The first chapters are autobiographical, tracing his evolution from long-time breakeven journeyman to persistent profit maker. The middle of the book is the most useful. In his part he explains how he looks for intraday V-bottom reversals. These take place when the market has been down all day and has been in a recent downturn of sorts, and then makes a furious comeback. Similarly, he looks for what he calls late-day upside surges in which the market has been listless for 2-2.5 hours, and then takes off. He sees this pattern as most useful during days/weeks of falling prices, not rising ones. One of his key tenets is this: Extreme strength begets extreme strength, and extreme weakness begets extreme weakness.
In his research, he has discovered that 9-1 up/down volume days [days in which advancing volume is at least nine times that of total declining volume] do not lead to longer term strength, but strong five-day momentum (S&P gains over 7% in 5 days) does tend to precede strong returns over three, six, and twelve months.
He is more willing to short than he was in his 1995 book; he looks for the market first to hit new intraday lows between 10-10:45 and then to consolidate and accept the new lows. If prices tend to hang around intraday lows, they shouldn’t for long. A plus is if the intraday TRIN is over 0.90.
Another change from 1995 is that he has a chapter on trading junk bond funds.

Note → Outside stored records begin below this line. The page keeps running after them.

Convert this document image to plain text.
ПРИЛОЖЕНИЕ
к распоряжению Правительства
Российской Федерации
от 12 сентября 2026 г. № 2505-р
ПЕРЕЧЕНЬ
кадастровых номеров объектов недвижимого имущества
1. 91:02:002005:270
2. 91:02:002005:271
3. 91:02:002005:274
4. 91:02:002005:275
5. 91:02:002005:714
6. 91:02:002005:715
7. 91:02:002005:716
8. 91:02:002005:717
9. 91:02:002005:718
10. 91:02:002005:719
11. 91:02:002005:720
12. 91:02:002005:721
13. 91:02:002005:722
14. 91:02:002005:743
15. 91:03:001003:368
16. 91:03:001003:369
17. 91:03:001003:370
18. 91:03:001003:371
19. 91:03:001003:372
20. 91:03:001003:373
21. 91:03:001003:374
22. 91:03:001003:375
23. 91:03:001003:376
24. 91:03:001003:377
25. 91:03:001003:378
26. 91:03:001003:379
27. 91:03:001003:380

He lives solely on his trading income [plus, I guess, some money from book sales]. He takes his daytrading profits and parlays them into junk bond funds, which he sees as having persistent trends that lack the tremendous volatility of stocks [this was written before 2008-09, obviously!].
Smith comes across as a trading eccentric, and that is a good thing. Some of his habits I see as kind of odd, such as taping CNBC after the close if he is gone and going through the videotape to see if he missed anything useful. He does not increase his position sizes either, which one would expect with increased profits. More importantly, he comes across as a hard-working, dedicated trader who has beaten the odds and actually has lived his dream of trading for a living.